In critically ill adults requiring endotracheal intubation, does the ramped position increase the lowest oxygen saturation during rapid sequence induction compared to the supine sniffing position.
- Multi-centre study involving four tertiary hospitals.
- Randomisation in a 1:1 ratio using computer generated blocks, seal envelopes assigned treatment groups and were opened on decision to enrol in the study.
- All patients were simultaneously enrolled in a second study involving the use of intubation checklists.
- 80% power to detect a 5% difference in the lowest oxygen saturation level with an alpha level of 0.05, 260 participants required, 260 patients enrolled on an intention to treat basis.
Patients in critical care.
Conducted in the United States of America.
- 60% were intubated for hypoxia.
- Exclusions were intubation during cardiac arrest, patients requiring cervical spine precautions, and patients requiring urgent intubation. Patients were also excluded if clinicians thought a specific position was required for the procedure to be safely performed.
- All patients received sedation and neuromuscular blockade.
- BMI and use of video laryngoscopy were similar.
- Ramped position was defined as 25 degrees head up, the occiput was positioned over the end of the mattress, face parallel to the ceiling, sniffing position/ear to sternal notch was achieved using additional pillows or blankets.
- The sniffing position was achieved by placing pillows or blankets under the head to flex the neck forward of the torso and then extension of the neck.
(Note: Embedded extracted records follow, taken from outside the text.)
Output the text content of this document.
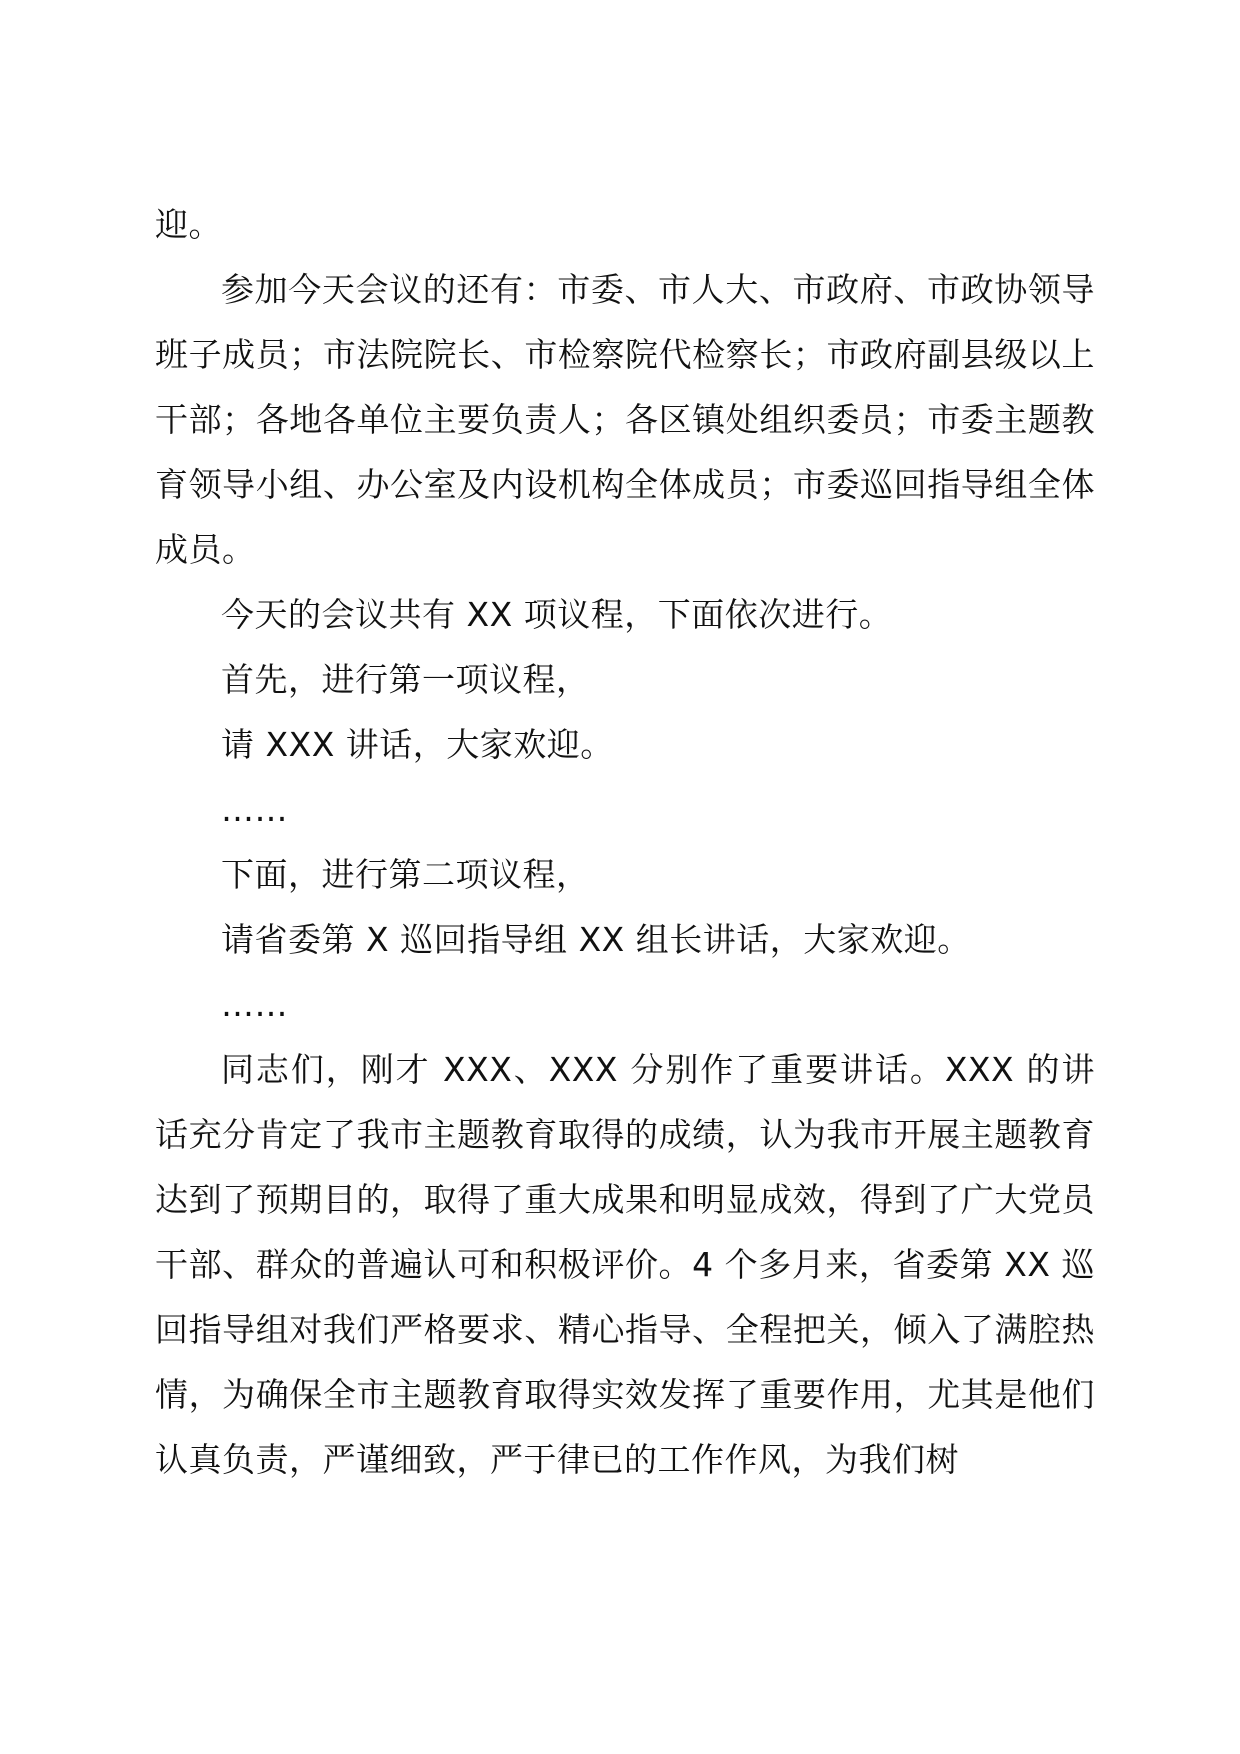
迎。

参加今天会议的还有：市委、市人大、市政府、市政协领导班子成员；市法院院长、市检察院代检察长；市政府副县级以上干部；各地各单位主要负责人；各区镇处组织委员；市委主题教育领导小组、办公室及内设机构全体成员；市委巡回指导组全体成员。

今天的会议共有 XX 项议程，下面依次进行。

首先，进行第一项议程，

请 XXX 讲话，大家欢迎。

……

下面，进行第二项议程，

请省委第 X 巡回指导组 XX 组长讲话，大家欢迎。

……

同志们，刚才 XXX、XXX 分别作了重要讲话。XXX 的讲话充分肯定了我市主题教育取得的成绩，认为我市开展主题教育达到了预期目的，取得了重大成果和明显成效，得到了广大党员干部、群众的普遍认可和积极评价。4 个多月来，省委第 XX 巡回指导组对我们严格要求、精心指导、全程把关，倾入了满腔热情，为确保全市主题教育取得实效发挥了重要作用，尤其是他们认真负责，严谨细致，严于律已的工作作风，为我们树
Patients were kept supine and pillows under shoulders were not allowed.
- There was no control over the pre-oxygenation position, position was at the operators discretion until the point of induction when the patient had to be positioned according to the assigned treatment arm.
- Primary outcome was the lowest oxygen saturation between induction and two minutes after successful intubation. There was no difference (p value 0.027) between the lowest oxygen saturation in either group.
- Secondary outcomes;
- First pass success 4% in the supine group vs 76.2% in the ramped group (not statistically significant, and not powered for this outcome P value .02). The glottic view obtained was worse in the ramped group.
- A trend towards improved oxygenation in the more severely hypoxic patients, but not powered to look at this subgroup.
The ramped portion does not appear to improve oxygenation during intubation and may result in a worse glottic view and lower the first pass success.
- Possibly the first randomised study on intubation position in a critically ill population.
- Multi-centre study.
- Sub-group analysis of operator experience did not have any impact on the results.
- Non-blinded study, however blinding impossible in this context.
- The study does not inform us on the optimal position to pre-oxygenate.
- Type of laryngoscope was not controlled, but blade type was similar between groups.
- Pre-oxygenaion position is not controlled for and may confound results.
- It is not clear if the use of a checklists in the parallel study could have confounded the data from this study.
- 53% of patients were ventilated through their apnea, this may also confound the data in regard to patients that were apneic throughout the intubation process.
- There were 46 exclusions, around 20 were in extremis and it is unknown whether there may have been benefit of ramped position in these cases. I suspect these cases may have been electively intubated head up.
This study did not demonstrate a benefit in oxygenation during RSI in the ramped position over the supine position and worsened glottic view and first pass success.